This moment is more than a joke—it’s a crack in the armor of what Karen and Barbara Fields famously called racecraft. In their seminal work Racecraft: The Soul of Inequality in American Life, the Fields sisters argue that race is not a biological fact but a kind of social sorcery—a conjuring trick used to rationalize exploitation, divide the working class, and obscure the real mechanics of inequality.
Race is not something we see, they write. It’s something we do. And the more we do it, the more it seems natural, inevitable, immutable.
But what happens when we stop doing it?
TikTok, with its chaotic, remixable, memetic culture, has become both a battlefield and a laboratory for this unraveling. In one moment, it amplifies white supremacist ideologies, feeding incel culture, tradwives, and the aesthetic of Christian nationalism. In the next, it stitches together trans kids, Afro-Caribbean grandmothers, Irish folk musicians, and Black radical TikTokers in unexpected alliances that confuse the old categories.

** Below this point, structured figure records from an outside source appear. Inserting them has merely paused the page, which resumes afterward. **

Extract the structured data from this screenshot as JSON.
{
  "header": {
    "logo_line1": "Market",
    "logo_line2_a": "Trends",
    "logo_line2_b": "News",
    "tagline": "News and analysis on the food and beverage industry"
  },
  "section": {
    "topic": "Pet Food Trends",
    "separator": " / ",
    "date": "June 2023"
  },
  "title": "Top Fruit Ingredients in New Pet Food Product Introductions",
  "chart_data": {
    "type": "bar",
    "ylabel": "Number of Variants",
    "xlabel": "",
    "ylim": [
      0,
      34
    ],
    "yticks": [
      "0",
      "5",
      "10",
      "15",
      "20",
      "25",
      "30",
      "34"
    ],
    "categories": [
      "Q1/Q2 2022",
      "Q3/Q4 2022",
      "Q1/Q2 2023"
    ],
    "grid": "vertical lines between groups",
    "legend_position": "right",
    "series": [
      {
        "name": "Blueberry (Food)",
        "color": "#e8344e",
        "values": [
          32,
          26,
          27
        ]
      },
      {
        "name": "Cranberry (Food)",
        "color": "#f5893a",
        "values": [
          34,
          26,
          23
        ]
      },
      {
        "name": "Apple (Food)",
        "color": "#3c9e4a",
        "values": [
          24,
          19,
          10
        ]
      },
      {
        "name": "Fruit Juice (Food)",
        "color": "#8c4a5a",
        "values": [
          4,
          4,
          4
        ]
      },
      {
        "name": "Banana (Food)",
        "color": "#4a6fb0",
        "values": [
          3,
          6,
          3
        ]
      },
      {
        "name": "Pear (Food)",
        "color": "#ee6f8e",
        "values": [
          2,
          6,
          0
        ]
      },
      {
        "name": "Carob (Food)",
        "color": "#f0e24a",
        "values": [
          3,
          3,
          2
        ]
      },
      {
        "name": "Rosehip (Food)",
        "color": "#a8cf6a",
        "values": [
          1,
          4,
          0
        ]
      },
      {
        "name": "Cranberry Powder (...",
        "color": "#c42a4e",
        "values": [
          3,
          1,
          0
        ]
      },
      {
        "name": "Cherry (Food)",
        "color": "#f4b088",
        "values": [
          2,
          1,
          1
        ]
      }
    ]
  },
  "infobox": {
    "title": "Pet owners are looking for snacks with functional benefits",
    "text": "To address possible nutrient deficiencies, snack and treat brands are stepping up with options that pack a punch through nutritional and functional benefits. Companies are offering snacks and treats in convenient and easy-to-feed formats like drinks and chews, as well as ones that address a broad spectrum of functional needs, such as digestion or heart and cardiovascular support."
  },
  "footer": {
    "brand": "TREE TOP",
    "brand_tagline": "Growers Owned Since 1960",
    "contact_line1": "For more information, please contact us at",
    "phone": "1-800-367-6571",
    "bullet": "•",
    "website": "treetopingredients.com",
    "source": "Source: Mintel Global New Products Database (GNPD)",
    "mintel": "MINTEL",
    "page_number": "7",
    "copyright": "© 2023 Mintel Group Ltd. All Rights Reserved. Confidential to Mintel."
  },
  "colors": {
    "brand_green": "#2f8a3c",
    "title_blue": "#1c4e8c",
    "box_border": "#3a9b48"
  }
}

Digital culture is both post-racial and hyper-racialized. The algorithm doesn’t see race—but it profits from racial difference, outrage, and spectacle. And yet, creators have found ways to hack the system, using humor, solidarity, and historical memory to build bridges where the system would prefer walls.
Black and Irish: A Long History of Shared Struggle
The embrace of gingers as Black is more than irony. It gestures to a history that white supremacy has worked hard to bury: the alliances between Black Americans and Irish immigrants in the 19th and early 20th centuries, the solidarity between abolitionists and Irish independence activists, the shared experience of being deemed subhuman, criminal, and inferior by Anglo-Protestant elites.
Of course, these alliances were often undermined—by the lure of whiteness, by the privileges extended to Irish immigrants who turned away from solidarity with Black Americans in exchange for upward mobility. But that doesn’t erase the legacy of resistance that lingers under the surface, ready to be rediscovered.
What TikTok has done is revive that memory in the form of memes, jokes, and dances. It’s made a history lesson go viral, bypassing the gatekeepers of academia and media to create a new vernacular of defiance.
And yet, even as the category of race begins to lose its coherence—eroded by globalization, digital culture, and the defiant joy of communities refusing to be boxed in—white supremacy is not collapsing. It’s consolidating.
The Trump regime, powered by Christian nationalism, racial grievance, and the fantasy of a white ethno-state, comes to power precisely at the moment when race as a social technology is breaking down. This is not a coincidence.
As the tools of racecraft become more fragile, the forces of reaction cling to them harder, more desperately, more violently. Their insular digital spaces become echo chambers of paranoia, resentment, and conspiracism. They are trying to reboot racecraft by force.
But as TikTok shows us, the magic trick is failing. And the more people laugh at the absurdity of race, the harder it becomes to maintain its spell.
The Future of Solidarity is Fluid, Playful, and Memetic
What we are seeing is not the end of racism—but perhaps the beginning of the end of race as a useful instrument of elite power.
Solidarity today looks less like marches under banners, and more like viral trends, remix cultures, and playful subversions of authority. It’s messy, irreverent, and full of contradictions. And yet it points to a deeper truth that the Fields sisters knew all along: if race is something we do, we can also undo it.
Maybe, just maybe, people on TikTok are doing exactly that.